We had planned on buying $140 worth of mulch this month to use in the garden. Not only did a tree service dropping it off save the cash, it saved three hours worth of travel and unloading time.
In the fall last year we put a lot of work into pulling the shingle roof off the house. Insurance wouldn’t cover it and it was just waiting for a storm to destroy it.
I installed a metal roof with a radiant barrier underlayment. I am looking forward to seeing how the energy savings stack up this summer. If nothing else it’s nice to not worry about a roof for the next 50 years.
The project was to install gutters on the roof top capture the water running off the roof, rather then water carving deep channels under the foundation. The plan is to harvest the water into a rainwater collection system and use the sweet, sweet rainwater for the garden and livestock applications.
First line of gutters installed and…nope. Not going to work. The water coming off the rooftop is moving so fast is just zips right over the top of the gutters.
The next phase of this project will be building out the eves with wood to increase our installation surface area, and then moving the gutters up closer to the actual rooftop.
Previously we talked about Hay bales representing a great store of value over the winter and bragged about how much hay was in the barn. Since that time all the goats have decided the green spring grass is no good and they want to tear up all the unauthorized Hay bales. It’s great fun.
Wood is pricey right now and we have stacks of pallets bought cheap on Craigslist last year. Time to put them to work.
This was one of the good days in life. Kids played, all the materials were on hand, clear objectives and smooth work flow. Finished the whole side of the barn by lunch.
After that we hung gates on the two ends of the barn to finish isolating it.
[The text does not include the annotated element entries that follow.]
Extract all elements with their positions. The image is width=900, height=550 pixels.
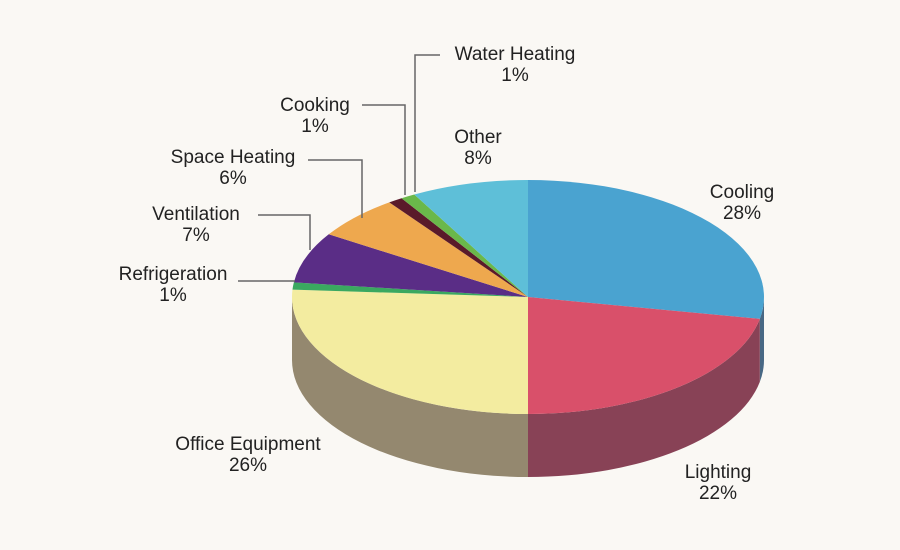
slice-value-label: 1%	[501, 65, 529, 86]
slice	[528, 180, 764, 319]
slice-label: Water Heating	[455, 44, 576, 65]
leader-line	[414, 54, 440, 192]
leader-line	[362, 104, 406, 195]
slice-side	[759, 297, 764, 382]
leader-line	[258, 214, 311, 250]
slice-label: Cooling	[710, 182, 774, 203]
slice-side	[528, 318, 760, 477]
slice	[291, 289, 528, 414]
slice-value-label: 8%	[464, 148, 492, 169]
slice	[328, 202, 528, 297]
slice	[389, 198, 528, 297]
slice-label: Space Heating	[171, 147, 296, 168]
slice	[292, 282, 528, 297]
slice-label: Cooking	[280, 95, 350, 116]
slice-value-label: 26%	[229, 455, 267, 476]
slice	[414, 180, 528, 297]
slice-label: Lighting	[685, 462, 752, 483]
slice-value-label: 1%	[301, 116, 329, 137]
slice-label: Ventilation	[152, 204, 240, 225]
slice-value-label: 1%	[159, 285, 187, 306]
slice	[401, 194, 528, 297]
slice	[528, 297, 760, 414]
slice-label: Refrigeration	[119, 264, 228, 285]
slice-value-label: 22%	[699, 483, 737, 504]
slice	[293, 234, 528, 297]
slice-side	[292, 297, 528, 477]
slice-label: Office Equipment	[175, 434, 321, 455]
slice-value-label: 6%	[219, 168, 247, 189]
leader-line	[308, 159, 363, 218]
slice-label: Other	[454, 127, 502, 148]
slice-value-label: 28%	[723, 203, 761, 224]
slice-value-label: 7%	[182, 225, 210, 246]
Momma Marbles has successfully accepted our bottle buckling and has turned out to be the most nurturing momma we’ve worked with. After putting them together in their bonding pen, we held her still for a bit and helped little guy get busy. It worked and then kept working, and now they’re just free ranging the back yard and nursing freely.
Those pallets behind them will turn out to be useful for the next project… fencing in the pole barn from nefarious and untimely hay consumption. Pallets are cheap and lumber is really expensive right now!
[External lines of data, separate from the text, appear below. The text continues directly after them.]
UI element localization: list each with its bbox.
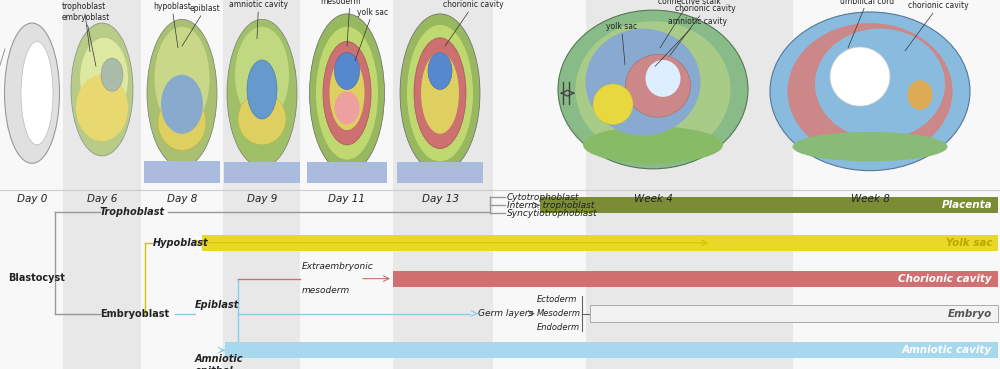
Text: mesoderm: mesoderm bbox=[302, 286, 350, 295]
Text: Day 0: Day 0 bbox=[17, 194, 47, 204]
Ellipse shape bbox=[908, 80, 932, 110]
Ellipse shape bbox=[788, 23, 952, 159]
Bar bbox=[223, 0, 300, 369]
Text: Week 8: Week 8 bbox=[851, 194, 889, 204]
Text: Yolk sac: Yolk sac bbox=[946, 238, 992, 248]
Ellipse shape bbox=[646, 60, 680, 97]
Text: Mesoderm: Mesoderm bbox=[537, 309, 581, 318]
Ellipse shape bbox=[815, 28, 945, 139]
Text: yolk sac: yolk sac bbox=[606, 23, 637, 65]
Ellipse shape bbox=[161, 75, 203, 134]
Text: Embryo: Embryo bbox=[948, 308, 992, 318]
Ellipse shape bbox=[101, 58, 123, 91]
Bar bbox=[202, 235, 998, 251]
Ellipse shape bbox=[71, 23, 133, 156]
Ellipse shape bbox=[80, 38, 128, 119]
Bar bbox=[393, 270, 998, 287]
Ellipse shape bbox=[235, 27, 289, 123]
Text: Endoderm: Endoderm bbox=[537, 323, 580, 332]
Text: Chorionic cavity: Chorionic cavity bbox=[898, 274, 992, 284]
Text: embryoblast: embryoblast bbox=[62, 13, 110, 66]
Bar bbox=[307, 162, 387, 183]
Text: Day 13: Day 13 bbox=[422, 194, 458, 204]
Text: Embryoblast: Embryoblast bbox=[100, 308, 169, 318]
Text: Syncytiotrophoblast: Syncytiotrophoblast bbox=[507, 209, 598, 218]
Ellipse shape bbox=[227, 19, 297, 167]
Text: epithel: epithel bbox=[195, 366, 234, 369]
Bar bbox=[540, 197, 998, 213]
Ellipse shape bbox=[558, 10, 748, 169]
Text: trophoblast: trophoblast bbox=[62, 2, 106, 52]
Ellipse shape bbox=[76, 75, 128, 141]
Ellipse shape bbox=[400, 14, 480, 172]
Text: Week 4: Week 4 bbox=[634, 194, 672, 204]
Ellipse shape bbox=[830, 47, 890, 106]
Text: epiblast: epiblast bbox=[182, 4, 221, 46]
Ellipse shape bbox=[626, 54, 690, 117]
Text: umbilical cord: umbilical cord bbox=[840, 0, 894, 48]
Text: hypoblast: hypoblast bbox=[153, 2, 191, 48]
Ellipse shape bbox=[428, 52, 452, 89]
Text: Trophoblast: Trophoblast bbox=[100, 207, 165, 217]
Bar bbox=[590, 306, 998, 321]
Ellipse shape bbox=[323, 41, 371, 145]
Ellipse shape bbox=[576, 21, 730, 158]
Ellipse shape bbox=[770, 12, 970, 170]
Ellipse shape bbox=[414, 38, 466, 148]
Text: Amniotic cavity: Amniotic cavity bbox=[902, 345, 992, 355]
Ellipse shape bbox=[330, 56, 364, 130]
Bar bbox=[144, 161, 220, 183]
Text: Day 9: Day 9 bbox=[247, 194, 277, 204]
Ellipse shape bbox=[158, 95, 206, 151]
Text: Ectoderm: Ectoderm bbox=[537, 295, 577, 304]
Ellipse shape bbox=[586, 28, 700, 135]
Text: Interm. trophoblast: Interm. trophoblast bbox=[507, 201, 594, 210]
Ellipse shape bbox=[334, 91, 360, 125]
Bar bbox=[63, 0, 141, 369]
Text: Day 8: Day 8 bbox=[167, 194, 197, 204]
Bar bbox=[224, 162, 300, 183]
Text: Extraembryonic: Extraembryonic bbox=[302, 262, 374, 272]
Text: extraembryonic
mesoderm: extraembryonic mesoderm bbox=[320, 0, 381, 46]
Ellipse shape bbox=[334, 52, 360, 89]
Bar bbox=[586, 0, 793, 369]
Text: Amniotic: Amniotic bbox=[195, 354, 244, 364]
Text: Day 6: Day 6 bbox=[87, 194, 117, 204]
Bar bbox=[141, 0, 223, 369]
Text: Cytotrophoblast: Cytotrophoblast bbox=[507, 193, 579, 202]
Text: chorionic cavity: chorionic cavity bbox=[670, 4, 736, 55]
Ellipse shape bbox=[316, 27, 378, 159]
Text: chorionic cavity: chorionic cavity bbox=[443, 0, 504, 46]
Bar bbox=[225, 342, 998, 358]
Ellipse shape bbox=[247, 60, 277, 119]
Bar bbox=[393, 0, 493, 369]
Ellipse shape bbox=[238, 93, 286, 145]
Ellipse shape bbox=[21, 41, 53, 145]
Text: amniotic cavity: amniotic cavity bbox=[655, 17, 727, 66]
Ellipse shape bbox=[154, 27, 210, 130]
Bar bbox=[397, 162, 483, 183]
Ellipse shape bbox=[407, 25, 473, 161]
Bar bbox=[300, 0, 393, 369]
Text: chorionic cavity: chorionic cavity bbox=[905, 1, 969, 51]
Text: Germ layers: Germ layers bbox=[478, 309, 533, 318]
Bar bbox=[793, 0, 1000, 369]
Text: Hypoblast: Hypoblast bbox=[153, 238, 209, 248]
Ellipse shape bbox=[792, 132, 948, 161]
Bar bbox=[0, 0, 63, 369]
Ellipse shape bbox=[147, 19, 217, 167]
Text: amniotic cavity: amniotic cavity bbox=[229, 0, 288, 39]
Ellipse shape bbox=[310, 14, 384, 172]
Text: Blastocyst: Blastocyst bbox=[8, 273, 65, 283]
Text: connective stalk: connective stalk bbox=[658, 0, 721, 48]
Text: yolk sac: yolk sac bbox=[355, 8, 388, 61]
Ellipse shape bbox=[5, 23, 60, 163]
Text: Placenta: Placenta bbox=[941, 200, 992, 210]
Ellipse shape bbox=[583, 126, 723, 163]
Text: Day 11: Day 11 bbox=[328, 194, 366, 204]
Ellipse shape bbox=[593, 84, 633, 125]
Text: Epiblast: Epiblast bbox=[195, 300, 239, 310]
Ellipse shape bbox=[421, 52, 459, 134]
Bar bbox=[493, 0, 586, 369]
Joel Salatin talks about having hay on hand as a high yield savings account. He’s right. We had our pastures baled over the summer before any livestock set foot and came away with 16 bales at $22 each. Our friends from BA Agriculture helped line the bales up in the pole barn with their tractor.
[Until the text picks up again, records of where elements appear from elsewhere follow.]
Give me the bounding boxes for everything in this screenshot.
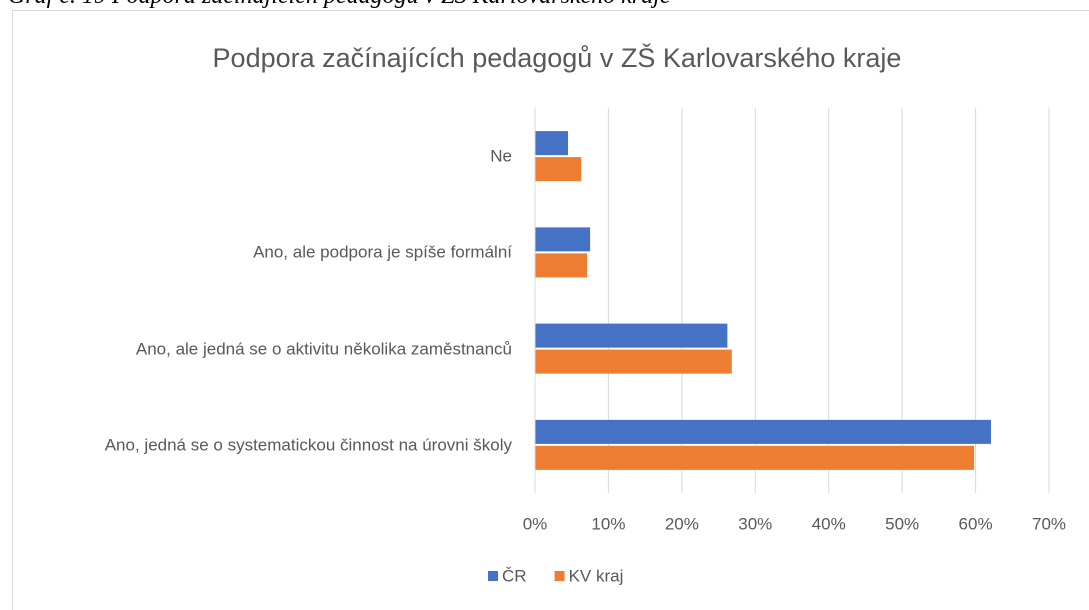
caption: Graf č. 19 Podpora začínajících pedagogů… (8, 0, 671, 10)
legend-swatch (488, 571, 498, 581)
bar (535, 157, 582, 182)
bar (535, 323, 728, 348)
legend-label: KV kraj (569, 566, 624, 585)
x-tick-label: 30% (738, 514, 772, 533)
x-tick-label: 70% (1032, 514, 1066, 533)
y-tick-label: Ano, ale podpora je spíše formální (253, 242, 512, 262)
chart-frame (12, 10, 1089, 610)
chart-title: Podpora začínajících pedagogů v ZŠ Karlo… (213, 42, 902, 73)
bar (535, 227, 591, 252)
legend-swatch (554, 571, 565, 581)
y-tick-label: Ne (490, 146, 512, 166)
x-tick-label: 10% (591, 514, 625, 533)
bar (535, 253, 588, 278)
x-tick-label: 50% (885, 514, 919, 533)
legend-label: ČR (502, 566, 527, 585)
y-tick-label: Ano, jedná se o systematickou činnost na… (104, 435, 512, 455)
x-tick-label: 60% (959, 514, 993, 533)
bar (535, 445, 975, 470)
bar (535, 349, 732, 374)
x-tick-label: 20% (665, 514, 699, 533)
bar (535, 131, 569, 156)
x-tick-label: 40% (812, 514, 846, 533)
y-tick-label: Ano, ale jedná se o aktivitu několika za… (135, 339, 512, 359)
bar (535, 419, 991, 444)
x-tick-label: 0% (523, 514, 548, 533)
This last week of feeding unlimited hay has used up 3 bales, at current winter rates that’s $65 per bale. We should make it through the whole winter using about 5 bales and have hay for the next two winters as well.
Going into 2021, working to figure out a square bale solution. For our plans human sized solutions are needed. The round bales look rolly, but they aren’t. It’s a huge labor to move one around, and we have no way to sell them as we can’t load up someone’s trailer with it. Square bales may cost more but will fit our purposes, and agricultural antifragility, much better.
It’s been holding steady well below freezing for 3 days now. I’m a Texas boy, this is new and strange. One of the problems we noticed quickly is the animals water freezes over, so you have to go break it open.
It doesn’t sound daunting or tedious until you have to suit up for the cold. I freezer burned an earlobe on day one without enough head coverings.
The best tool so far is the mattock from EasyDigging. Normally a good hand tool for people of all ages in the garden, it’s become my go to for opening water portals. Then there’s steers like this that don’t want the easy water, they’ll get some on their own.
Through it all, I’ve been impressed by the Anatolian Shepherd, Sullivan, having the least amount of concern about the cold.